Lockheed Martin [LMT] and the F-35 Joint Program Office have reverted to the “elemental level” in negotiations over the cost of the 10th lot of aircraft to avoid deadlock and the government repeating a unilateral contract action as it did with the previous deal.

After more than a year the JPO in early November felt further negotiations with Lockheed Martin would be futile and unilaterally pulled the trigger on the unsettled contract for the ninth lot of low-rate initial production (LRIP) aircraft.

Lockheed Martin and the government are negotiating the contract value of LRIP Lot 10, and although JPO Chief Air Force Lt. Gen. Christopher Bogdan believes it will not have to jump the gun on that deal, it has the option to do so.

“After 14 months of negotiating and each side trying to convince the other about how much the airplane does cost and how much it should cost and how much risk there is in that cost and how much fee on top of that risk ought to be fair and reasonable, we just got to a point where neither side was going to convince the other side,” Bogdan said. “We hope not to be there on LRIP 10 and that’s why we’ve decided to start back at the elemental level to make sure that we both have the same kinds of assumptions about how much it does cost to build the airplane and how much it should cost to build the airplane and work from there.”

Low Rate Initial Production Lot 9 came in at $6.1 billion for 57 aircraft, a 3.7 percent reduction from the previous LRIP 8 contract signed in December 2014, according to the JPO. The lot price of the aircraft has fallen 58 percent from LRIP 1. Lockheed Martin is reportedly considering legal action over the contract it was forced to accept, but Bogdan would not comment on that issue.

“There’s no secret that the government and Lockheed had some tough negotiations there,” Bogdan said. “We were negotiating that contract for well over 14 months at the time at which the government decided that further negotiations would not be fruitful. That is why we made the decision to unilaterally complete that contract.”

The only contract element that was unilaterally decided was the unit cost of the aircraft and associated fees, Bogdan said. The contract was for 57 airplanes at a total $6.1 billion. The average unit cost of the F-35A dropped from $108 million in LRIP Lot 8 to $102 million in Lot 9. The F-35B likewise dropped from $134 million apiece in Lot 8 to $131 million in Lot 9.

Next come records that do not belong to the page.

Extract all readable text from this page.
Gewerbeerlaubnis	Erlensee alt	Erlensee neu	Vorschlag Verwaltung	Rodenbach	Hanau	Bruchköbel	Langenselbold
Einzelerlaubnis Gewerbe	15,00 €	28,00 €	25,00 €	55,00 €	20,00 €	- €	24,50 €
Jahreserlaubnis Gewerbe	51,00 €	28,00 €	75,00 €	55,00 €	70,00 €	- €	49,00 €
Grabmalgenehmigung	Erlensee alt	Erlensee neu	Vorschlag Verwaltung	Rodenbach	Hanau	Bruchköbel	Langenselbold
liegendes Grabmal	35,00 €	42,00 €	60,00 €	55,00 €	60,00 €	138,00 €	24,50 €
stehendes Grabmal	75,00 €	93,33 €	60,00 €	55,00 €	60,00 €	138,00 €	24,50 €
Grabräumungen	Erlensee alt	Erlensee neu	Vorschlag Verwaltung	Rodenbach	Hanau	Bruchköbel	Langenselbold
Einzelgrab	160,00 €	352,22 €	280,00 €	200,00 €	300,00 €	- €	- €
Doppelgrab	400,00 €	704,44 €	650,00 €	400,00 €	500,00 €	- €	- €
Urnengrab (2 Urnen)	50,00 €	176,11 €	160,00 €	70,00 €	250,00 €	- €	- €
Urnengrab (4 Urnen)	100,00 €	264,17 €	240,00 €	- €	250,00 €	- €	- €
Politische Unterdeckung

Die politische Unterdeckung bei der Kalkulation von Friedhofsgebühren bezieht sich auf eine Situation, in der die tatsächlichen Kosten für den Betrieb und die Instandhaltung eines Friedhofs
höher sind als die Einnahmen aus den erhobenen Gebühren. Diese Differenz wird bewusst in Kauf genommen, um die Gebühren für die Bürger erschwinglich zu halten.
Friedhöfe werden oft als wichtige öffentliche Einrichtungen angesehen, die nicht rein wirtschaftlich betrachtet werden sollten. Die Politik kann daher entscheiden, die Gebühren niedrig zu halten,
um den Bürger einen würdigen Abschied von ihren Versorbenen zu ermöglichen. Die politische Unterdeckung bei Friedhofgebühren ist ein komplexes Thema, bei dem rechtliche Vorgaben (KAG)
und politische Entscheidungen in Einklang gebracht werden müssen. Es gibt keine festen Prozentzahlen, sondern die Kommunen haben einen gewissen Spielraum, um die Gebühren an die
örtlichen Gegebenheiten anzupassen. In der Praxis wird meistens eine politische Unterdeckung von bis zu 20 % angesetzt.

Because the Navy bought half as many F-35Cs in Lot 9 as in Lot 8, the price for that variant rose from $129 million each for eight jets to $132 million per jet for four.

“They cut their production in half and as a result of that, when you do economies of scale in one direction, it hurts you in the other direction,” Bogdan said.

“Having said that, I fully anticipate that when we do settle LRIP 10, you will see all three variants – the A, B and the C – come down in price significantly,” he added.

The government has the option to force a contract completion only after Lockheed Martin is awarded an undefinitized contract for that lot of aircraft, Bogdan said. Because Lockheed Martin holds such a contract for Lot 10, the government will have the option to force Lockheed Martin to accept its price on Lot 10 if it chooses.

Lockheed Martin already holds an undefinitized contract for Lot 10 with a value not to exceed $8 billion. The government has already paid out about $2.1 billion–$1.2 billion for progress completed and the remainder for advanced procurement of materials.

Lockheed Martin and JPO officials are expected to begin “elemental negotiations’ on LRIP Lot 10 in mid-January, so there is little likelihood of a handshake deal before Jan. 20 and the transition to a new administration, Bogdan said.

“We continue to negotiate with Lockheed Martin at this point in time and it is the government’s desire to come to a bilateral handshake agreement on Lot 10,” Bogdan said. “We will continue the negotiations into January, though. We will not be done with those negotiations before the end of the year.”